La mujer de Unk era una de las seis instructoras de la Escuela de Respiración Schliemann para Reclutas. Su aula era una habitación desnuda, sin ventanas, de paredes encaladas. Junto a las paredes, todo alrededor, había bancos.

Sobre una mesa en el centro había un recipiente con bolas de aire, otro con tapones para la nariz y los oídos, un rollo de tela adhesiva, tijeras y un pequeño grabador. El objeto del grabador era pasar música durante los largos períodos en que no había otra cosa que hacer sino sentarse y esperar pacientemente a que la naturaleza siguiera su curso.

Se había llegado a ese momento. La clase acababa de recibir la dosis de bolas de aire.

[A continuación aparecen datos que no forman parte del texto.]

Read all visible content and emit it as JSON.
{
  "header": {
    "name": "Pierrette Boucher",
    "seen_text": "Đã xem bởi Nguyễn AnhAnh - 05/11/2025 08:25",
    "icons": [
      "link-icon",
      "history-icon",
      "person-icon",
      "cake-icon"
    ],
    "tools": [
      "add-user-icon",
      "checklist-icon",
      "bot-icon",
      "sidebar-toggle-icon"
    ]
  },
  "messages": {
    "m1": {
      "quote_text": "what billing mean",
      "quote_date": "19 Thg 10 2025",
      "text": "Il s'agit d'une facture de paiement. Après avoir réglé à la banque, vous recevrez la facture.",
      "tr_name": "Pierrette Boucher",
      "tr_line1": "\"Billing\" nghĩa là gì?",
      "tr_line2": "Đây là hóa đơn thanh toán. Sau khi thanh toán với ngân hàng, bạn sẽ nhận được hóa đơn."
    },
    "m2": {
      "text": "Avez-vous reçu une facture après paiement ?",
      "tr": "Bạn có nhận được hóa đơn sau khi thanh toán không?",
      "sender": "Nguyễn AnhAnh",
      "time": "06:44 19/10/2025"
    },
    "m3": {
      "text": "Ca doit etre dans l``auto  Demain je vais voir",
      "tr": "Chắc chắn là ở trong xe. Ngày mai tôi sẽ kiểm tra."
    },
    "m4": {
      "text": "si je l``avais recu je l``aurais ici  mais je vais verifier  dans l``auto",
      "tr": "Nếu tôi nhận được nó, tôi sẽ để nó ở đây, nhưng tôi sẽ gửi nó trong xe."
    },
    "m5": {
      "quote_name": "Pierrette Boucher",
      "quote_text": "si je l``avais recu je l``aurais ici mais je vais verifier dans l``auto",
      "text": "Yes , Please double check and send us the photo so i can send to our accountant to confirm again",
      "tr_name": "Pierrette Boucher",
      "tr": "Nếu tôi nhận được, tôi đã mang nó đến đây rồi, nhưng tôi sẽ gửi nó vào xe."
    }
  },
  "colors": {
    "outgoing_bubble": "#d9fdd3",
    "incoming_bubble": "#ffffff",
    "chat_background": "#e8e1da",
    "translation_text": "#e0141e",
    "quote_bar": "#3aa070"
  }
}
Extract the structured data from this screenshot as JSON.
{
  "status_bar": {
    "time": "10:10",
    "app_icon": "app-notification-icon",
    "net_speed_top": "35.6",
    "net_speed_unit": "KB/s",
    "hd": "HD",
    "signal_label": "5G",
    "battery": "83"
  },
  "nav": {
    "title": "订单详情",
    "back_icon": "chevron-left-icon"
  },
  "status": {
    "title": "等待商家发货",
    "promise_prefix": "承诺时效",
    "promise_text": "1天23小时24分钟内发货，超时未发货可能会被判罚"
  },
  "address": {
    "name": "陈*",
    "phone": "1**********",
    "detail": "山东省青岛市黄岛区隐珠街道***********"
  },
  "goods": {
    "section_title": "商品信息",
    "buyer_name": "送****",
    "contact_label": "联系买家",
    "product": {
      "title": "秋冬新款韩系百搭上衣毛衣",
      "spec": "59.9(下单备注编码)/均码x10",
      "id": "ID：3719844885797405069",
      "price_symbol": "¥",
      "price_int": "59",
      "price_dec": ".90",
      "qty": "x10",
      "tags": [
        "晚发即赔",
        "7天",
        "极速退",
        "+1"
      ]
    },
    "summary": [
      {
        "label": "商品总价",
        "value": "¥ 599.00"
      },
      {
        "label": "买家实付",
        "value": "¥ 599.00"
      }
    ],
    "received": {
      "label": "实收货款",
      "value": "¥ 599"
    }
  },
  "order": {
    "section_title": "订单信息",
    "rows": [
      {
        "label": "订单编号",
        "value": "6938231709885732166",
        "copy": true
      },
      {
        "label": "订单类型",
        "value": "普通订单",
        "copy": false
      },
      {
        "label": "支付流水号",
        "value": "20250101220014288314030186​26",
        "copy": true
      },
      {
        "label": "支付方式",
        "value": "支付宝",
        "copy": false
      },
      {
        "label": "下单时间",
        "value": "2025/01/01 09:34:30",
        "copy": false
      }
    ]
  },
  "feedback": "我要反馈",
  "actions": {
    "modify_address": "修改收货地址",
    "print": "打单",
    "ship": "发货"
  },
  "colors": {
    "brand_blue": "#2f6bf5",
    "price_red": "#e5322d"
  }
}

Ahora los alumnos debían sentarse tranquilamente en los bancos y escuchar música hasta que las bolas de aire llegaran al intestino delgado.

La canción que se escuchaba había sido pirateada recientemente a una emisora terrestre.

Era un gran éxito en la Tierra, un trío compuesto por un muchacho, una chica y las campanas de una catedral. Se llamaba «Dios es nuestro decorador de interiores». El muchacho y la chica cantaban versos alternados y se juntaban en estrecha armonía en el estribillo.

Las campanas de la catedral resonaban toda vez que se mencionaba algo de naturaleza religiosa.

Eran diecisiete reclutas. Estaban todos con la nueva ropa interior de color verde liquen.

Estaban desvestidos para que la instructora viera de una ojeada las reacciones físicas exteriores de la respiración Schliemann.

Los reclutas acababan de salir del Hospital Central de Recepción donde les habían hecho tratamientos de amnesia e instalación de antenas. Tenían la cabeza afeitada, y cada uno de ellos llevaba una tira de tela adhesiva que iba desde la coronilla hasta la nuca.